When I was 19 and Ginsberg was in his early 50s, I won the job—won because I had a car—of picking him up at O’Hare Airport and driving him to South Bend, where every year Notre Dame had the bad judgment to give a band of sophomores $15,000 to organize a literary festival. I knew nothing and my car, a fishtailing behemoth of a Buick, sucked; its systems could go dark and shut down for no reason, even at highway speeds. I dreaded a breakdown, or anything else that would drag out what were sure to be 120 very awkward miles.
But Ginsberg was lovely. Cheerful, comfortable, sane, witty, he shared just enough of himself to put me at ease, so by the time the snow starting falling there was no anxiety at all to settling in to a cautious, responsible speed.
Somewhere near Gary, mid-conversation, Ginsberg dove for his shoulder bag and scribbled a note. I was dying to know, and within a few miles I’d worked up the nerve to ask him what he wrote.
“Did you see that last sign?”
I tried to picture it coming toward me again in the snow.
“It’s a perfect haiku,” he said.
And as he said that, I could read it. And it was true:
Exit 11
Indiana State Police
No Public Restrooms
I saw, for the first time, what it really means to be a poet—to have the habit of mind where the universe reveals itself through linguistic forms the way, for physicists, it whispers its truths through math equations.
That was in February, 1979, twenty-three years after the first public recitation of “Howl” and twenty-one years after a California judge cleared Lawrence Ferlinghetti, Ginsberg’s publisher, and Shig Murao, the City Lights Bookstore manager who sold a copy of Howl and Other Poems to an undercover cop, of obscenity charges.
Nearly three decades later, closing in on the age Ginsberg was that winter, I found myself summoning a box of files from the PEN archives because, incredibly, “Howl” still scared people. A few years before, the FCC had raised the fine for violations of its obscenity standards to up to $325,000 per offending word.
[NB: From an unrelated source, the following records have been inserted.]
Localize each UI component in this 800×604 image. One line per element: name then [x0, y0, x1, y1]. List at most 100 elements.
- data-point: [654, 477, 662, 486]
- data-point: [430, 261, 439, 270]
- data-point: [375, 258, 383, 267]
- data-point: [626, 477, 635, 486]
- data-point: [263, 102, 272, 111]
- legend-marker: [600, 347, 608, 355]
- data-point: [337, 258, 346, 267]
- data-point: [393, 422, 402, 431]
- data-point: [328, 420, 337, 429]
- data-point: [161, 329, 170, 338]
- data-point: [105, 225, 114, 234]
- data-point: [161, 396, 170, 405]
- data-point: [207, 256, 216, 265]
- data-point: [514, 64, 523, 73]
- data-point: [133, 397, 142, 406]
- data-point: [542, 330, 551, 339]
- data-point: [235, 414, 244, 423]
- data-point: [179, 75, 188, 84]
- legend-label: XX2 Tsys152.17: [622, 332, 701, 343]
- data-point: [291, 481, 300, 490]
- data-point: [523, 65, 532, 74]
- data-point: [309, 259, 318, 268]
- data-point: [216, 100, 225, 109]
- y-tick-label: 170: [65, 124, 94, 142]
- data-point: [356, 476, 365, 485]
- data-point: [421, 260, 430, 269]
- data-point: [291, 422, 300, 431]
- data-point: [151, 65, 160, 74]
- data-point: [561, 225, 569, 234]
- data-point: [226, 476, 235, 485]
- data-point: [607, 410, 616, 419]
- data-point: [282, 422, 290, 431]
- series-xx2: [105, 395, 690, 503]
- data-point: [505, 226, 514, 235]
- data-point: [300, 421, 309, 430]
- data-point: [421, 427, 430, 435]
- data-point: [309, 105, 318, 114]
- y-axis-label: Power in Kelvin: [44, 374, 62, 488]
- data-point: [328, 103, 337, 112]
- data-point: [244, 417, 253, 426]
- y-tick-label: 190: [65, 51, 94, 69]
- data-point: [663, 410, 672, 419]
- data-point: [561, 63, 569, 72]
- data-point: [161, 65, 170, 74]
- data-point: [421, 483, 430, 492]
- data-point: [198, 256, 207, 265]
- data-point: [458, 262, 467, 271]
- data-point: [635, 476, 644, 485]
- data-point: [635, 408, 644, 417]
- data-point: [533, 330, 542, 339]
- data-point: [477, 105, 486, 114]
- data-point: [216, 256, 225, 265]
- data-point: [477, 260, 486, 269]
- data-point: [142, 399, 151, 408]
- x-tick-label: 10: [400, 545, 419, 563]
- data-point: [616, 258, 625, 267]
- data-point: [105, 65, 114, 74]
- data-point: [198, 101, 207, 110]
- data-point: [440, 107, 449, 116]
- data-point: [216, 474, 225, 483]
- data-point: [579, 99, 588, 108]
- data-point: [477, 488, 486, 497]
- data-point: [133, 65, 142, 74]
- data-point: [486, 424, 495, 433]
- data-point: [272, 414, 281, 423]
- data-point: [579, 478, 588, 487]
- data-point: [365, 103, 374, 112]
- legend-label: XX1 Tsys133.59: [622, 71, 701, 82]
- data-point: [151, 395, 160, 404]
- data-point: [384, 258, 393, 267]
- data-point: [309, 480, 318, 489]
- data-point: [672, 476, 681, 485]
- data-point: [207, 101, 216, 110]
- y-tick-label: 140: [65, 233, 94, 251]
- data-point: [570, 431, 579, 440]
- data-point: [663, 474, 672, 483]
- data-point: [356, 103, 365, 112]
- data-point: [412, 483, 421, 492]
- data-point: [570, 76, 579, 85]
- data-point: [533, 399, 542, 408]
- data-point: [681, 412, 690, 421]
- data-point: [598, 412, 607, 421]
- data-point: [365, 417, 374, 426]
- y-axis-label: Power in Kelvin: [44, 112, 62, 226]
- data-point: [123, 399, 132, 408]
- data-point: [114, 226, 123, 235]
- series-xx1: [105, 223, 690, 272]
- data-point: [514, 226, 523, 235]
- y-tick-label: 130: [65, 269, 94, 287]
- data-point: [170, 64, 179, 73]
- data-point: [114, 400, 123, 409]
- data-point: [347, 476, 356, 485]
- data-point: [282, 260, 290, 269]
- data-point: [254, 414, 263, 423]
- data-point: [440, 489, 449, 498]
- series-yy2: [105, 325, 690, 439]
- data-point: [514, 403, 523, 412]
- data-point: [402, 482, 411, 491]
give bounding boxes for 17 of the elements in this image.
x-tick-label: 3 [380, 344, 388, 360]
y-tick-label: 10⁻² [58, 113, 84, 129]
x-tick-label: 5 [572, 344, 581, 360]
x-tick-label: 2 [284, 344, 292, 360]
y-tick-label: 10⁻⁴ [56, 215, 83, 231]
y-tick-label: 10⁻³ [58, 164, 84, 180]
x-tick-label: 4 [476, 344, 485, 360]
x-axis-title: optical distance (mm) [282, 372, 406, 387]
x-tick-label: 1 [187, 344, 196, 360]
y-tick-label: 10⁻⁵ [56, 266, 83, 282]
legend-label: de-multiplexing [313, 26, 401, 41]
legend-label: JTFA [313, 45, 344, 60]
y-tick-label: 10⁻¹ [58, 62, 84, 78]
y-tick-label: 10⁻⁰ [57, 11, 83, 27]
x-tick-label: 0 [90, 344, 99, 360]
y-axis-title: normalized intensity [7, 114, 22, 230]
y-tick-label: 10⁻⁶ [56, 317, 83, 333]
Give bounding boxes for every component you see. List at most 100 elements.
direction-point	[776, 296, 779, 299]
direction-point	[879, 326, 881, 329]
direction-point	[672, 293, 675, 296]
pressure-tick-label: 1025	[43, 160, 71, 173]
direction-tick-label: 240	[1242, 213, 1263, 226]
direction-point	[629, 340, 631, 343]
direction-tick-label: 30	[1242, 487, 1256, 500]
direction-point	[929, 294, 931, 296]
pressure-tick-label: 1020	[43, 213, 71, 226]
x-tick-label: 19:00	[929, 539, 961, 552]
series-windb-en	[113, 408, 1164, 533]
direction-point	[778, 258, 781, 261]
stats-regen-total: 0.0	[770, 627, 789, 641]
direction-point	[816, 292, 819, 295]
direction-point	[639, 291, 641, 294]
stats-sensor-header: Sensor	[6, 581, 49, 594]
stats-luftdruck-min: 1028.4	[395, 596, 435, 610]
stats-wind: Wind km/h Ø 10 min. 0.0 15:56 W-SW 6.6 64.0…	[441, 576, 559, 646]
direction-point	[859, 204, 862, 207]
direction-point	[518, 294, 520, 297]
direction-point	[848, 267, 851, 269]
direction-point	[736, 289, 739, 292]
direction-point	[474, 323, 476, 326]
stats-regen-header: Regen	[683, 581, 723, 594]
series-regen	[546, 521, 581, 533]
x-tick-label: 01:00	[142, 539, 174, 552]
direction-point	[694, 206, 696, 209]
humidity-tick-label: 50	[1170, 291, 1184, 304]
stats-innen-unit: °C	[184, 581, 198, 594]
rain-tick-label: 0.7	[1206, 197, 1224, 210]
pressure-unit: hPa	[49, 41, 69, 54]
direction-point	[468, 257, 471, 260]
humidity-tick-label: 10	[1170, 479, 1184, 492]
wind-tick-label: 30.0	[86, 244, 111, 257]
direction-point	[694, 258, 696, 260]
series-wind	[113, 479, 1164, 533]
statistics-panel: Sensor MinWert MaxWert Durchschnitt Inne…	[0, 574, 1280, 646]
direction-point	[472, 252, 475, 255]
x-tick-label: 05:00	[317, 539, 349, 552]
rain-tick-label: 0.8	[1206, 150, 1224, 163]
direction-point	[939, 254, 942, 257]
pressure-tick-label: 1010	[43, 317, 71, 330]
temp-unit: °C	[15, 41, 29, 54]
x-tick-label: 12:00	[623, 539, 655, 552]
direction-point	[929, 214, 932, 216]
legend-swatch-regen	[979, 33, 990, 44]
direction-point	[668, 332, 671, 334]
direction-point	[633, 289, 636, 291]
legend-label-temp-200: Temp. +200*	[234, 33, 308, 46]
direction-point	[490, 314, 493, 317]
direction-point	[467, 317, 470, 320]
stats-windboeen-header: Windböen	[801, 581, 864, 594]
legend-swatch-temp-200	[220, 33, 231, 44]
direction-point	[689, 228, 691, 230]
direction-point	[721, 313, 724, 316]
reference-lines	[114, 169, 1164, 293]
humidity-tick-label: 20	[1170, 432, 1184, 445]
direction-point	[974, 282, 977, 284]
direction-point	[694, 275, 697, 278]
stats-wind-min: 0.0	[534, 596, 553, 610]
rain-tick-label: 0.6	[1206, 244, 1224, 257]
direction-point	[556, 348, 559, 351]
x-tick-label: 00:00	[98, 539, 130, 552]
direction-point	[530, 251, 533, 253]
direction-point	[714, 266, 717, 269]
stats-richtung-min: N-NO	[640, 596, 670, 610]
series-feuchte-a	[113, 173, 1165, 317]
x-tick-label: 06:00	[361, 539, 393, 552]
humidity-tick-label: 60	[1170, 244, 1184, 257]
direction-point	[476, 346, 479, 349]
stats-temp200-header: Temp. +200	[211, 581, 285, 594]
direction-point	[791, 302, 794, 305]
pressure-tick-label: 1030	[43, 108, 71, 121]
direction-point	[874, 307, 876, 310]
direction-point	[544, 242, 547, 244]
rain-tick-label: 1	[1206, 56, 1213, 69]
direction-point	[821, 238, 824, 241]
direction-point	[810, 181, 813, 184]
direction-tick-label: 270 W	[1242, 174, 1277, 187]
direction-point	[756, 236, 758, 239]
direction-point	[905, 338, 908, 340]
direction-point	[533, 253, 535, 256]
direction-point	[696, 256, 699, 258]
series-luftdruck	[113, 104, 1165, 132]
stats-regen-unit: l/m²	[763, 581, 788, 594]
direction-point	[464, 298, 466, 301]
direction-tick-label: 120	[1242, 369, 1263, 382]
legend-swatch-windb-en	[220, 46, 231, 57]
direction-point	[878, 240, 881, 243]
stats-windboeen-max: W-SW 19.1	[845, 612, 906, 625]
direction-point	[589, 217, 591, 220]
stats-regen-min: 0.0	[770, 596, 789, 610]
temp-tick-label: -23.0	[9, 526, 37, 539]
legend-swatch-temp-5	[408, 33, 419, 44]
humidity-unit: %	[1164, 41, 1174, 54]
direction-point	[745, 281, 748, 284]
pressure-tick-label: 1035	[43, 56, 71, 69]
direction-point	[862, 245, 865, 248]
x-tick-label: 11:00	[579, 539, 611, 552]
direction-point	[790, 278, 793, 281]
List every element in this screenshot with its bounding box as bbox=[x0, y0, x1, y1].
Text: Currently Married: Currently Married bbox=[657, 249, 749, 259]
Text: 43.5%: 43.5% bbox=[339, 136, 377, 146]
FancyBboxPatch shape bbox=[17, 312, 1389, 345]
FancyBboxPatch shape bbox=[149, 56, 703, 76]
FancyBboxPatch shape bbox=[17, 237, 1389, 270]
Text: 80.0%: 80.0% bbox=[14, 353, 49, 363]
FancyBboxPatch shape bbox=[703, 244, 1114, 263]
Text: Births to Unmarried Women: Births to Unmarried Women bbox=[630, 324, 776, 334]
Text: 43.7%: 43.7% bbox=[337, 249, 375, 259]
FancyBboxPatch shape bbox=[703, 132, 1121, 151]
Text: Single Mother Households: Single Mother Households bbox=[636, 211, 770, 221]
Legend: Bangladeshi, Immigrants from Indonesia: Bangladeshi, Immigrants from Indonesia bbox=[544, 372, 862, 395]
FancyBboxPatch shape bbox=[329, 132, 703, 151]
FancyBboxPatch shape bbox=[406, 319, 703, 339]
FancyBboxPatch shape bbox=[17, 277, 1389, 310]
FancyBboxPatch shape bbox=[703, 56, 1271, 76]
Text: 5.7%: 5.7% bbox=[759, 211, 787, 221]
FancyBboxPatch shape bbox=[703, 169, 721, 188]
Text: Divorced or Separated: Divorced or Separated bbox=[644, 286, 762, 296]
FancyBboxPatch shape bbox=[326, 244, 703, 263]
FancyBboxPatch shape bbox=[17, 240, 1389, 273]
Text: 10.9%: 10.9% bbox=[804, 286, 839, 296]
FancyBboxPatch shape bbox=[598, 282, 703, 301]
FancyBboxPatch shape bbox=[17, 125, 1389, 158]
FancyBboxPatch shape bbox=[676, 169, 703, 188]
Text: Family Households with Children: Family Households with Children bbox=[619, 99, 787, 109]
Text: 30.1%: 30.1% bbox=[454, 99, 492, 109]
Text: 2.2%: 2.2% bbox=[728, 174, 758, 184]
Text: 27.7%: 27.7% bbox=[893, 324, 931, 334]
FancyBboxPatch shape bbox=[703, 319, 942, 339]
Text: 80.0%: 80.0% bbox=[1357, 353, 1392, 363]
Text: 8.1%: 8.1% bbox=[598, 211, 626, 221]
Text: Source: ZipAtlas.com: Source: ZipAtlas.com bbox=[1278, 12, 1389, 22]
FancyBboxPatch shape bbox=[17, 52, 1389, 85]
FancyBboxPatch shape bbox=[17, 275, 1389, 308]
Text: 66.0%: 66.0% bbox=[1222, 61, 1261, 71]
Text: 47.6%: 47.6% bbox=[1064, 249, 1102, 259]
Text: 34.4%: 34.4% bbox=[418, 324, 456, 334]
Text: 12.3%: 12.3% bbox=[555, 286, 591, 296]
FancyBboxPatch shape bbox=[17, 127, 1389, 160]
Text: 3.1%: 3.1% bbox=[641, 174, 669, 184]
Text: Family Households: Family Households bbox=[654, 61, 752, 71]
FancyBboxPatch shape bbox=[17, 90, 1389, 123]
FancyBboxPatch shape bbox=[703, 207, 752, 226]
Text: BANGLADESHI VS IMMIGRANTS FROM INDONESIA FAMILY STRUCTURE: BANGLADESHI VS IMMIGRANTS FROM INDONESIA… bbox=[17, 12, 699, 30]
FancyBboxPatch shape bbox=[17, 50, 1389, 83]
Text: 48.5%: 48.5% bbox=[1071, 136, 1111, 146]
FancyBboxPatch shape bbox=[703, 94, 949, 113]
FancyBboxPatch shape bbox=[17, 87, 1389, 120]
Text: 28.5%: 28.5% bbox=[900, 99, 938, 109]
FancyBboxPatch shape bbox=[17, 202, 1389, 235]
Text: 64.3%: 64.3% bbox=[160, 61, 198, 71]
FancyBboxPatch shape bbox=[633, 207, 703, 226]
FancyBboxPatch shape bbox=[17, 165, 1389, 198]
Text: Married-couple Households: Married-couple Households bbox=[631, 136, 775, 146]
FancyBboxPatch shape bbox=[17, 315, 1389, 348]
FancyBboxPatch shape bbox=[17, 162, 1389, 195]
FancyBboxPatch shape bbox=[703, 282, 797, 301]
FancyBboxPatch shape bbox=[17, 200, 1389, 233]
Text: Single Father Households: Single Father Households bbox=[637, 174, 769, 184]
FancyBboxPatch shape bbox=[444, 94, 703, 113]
Now, on the 50th anniversary of Ferlinghetti’s and Murao’s court victory, WBAI-FM radio in New York was balking at broadcasting the poem for fear of incurring bankrupting fines.
The box contained records, some with Ginsberg’s own comments and correspondence, of earlier FCC skirmishes, most recently a 1995 decision in a case in which PEN and Ginsberg were co-petitioners. That decision had widened the window during which “Howl” and other material deemed not obscene but indecent could be broadcast, from midnight to 6 a.m. to 10 p.m. to 6 a.m. Now, in 2007, we had lost Ginsberg, and things were clearly trending in the opposite direction.
In that same box was another batch of files filled with messages and notes from Ginsberg, these ones often fired off and faxed as he was preparing to travel overseas. I’m heading to these countries, he would say. Who are the writers in jail or in trouble there? Whose case should I be pressing?
I’d been to some of those same countries by then. I hadn’t known I was following in his footsteps, in a way, not as a poet but as a representative of PEN. But wherever I went, it was clear he had been there; the worse the repression a country had suffered, the more the writers remembered Ginsberg’s visits, and the better they knew his work. “Howl” may still agitate censors in the U.S., but I’ve heard the phrase “starving hysterical naked” in so many beautiful strange accents and cadences that I hear it now as a natural exhalation of the earth.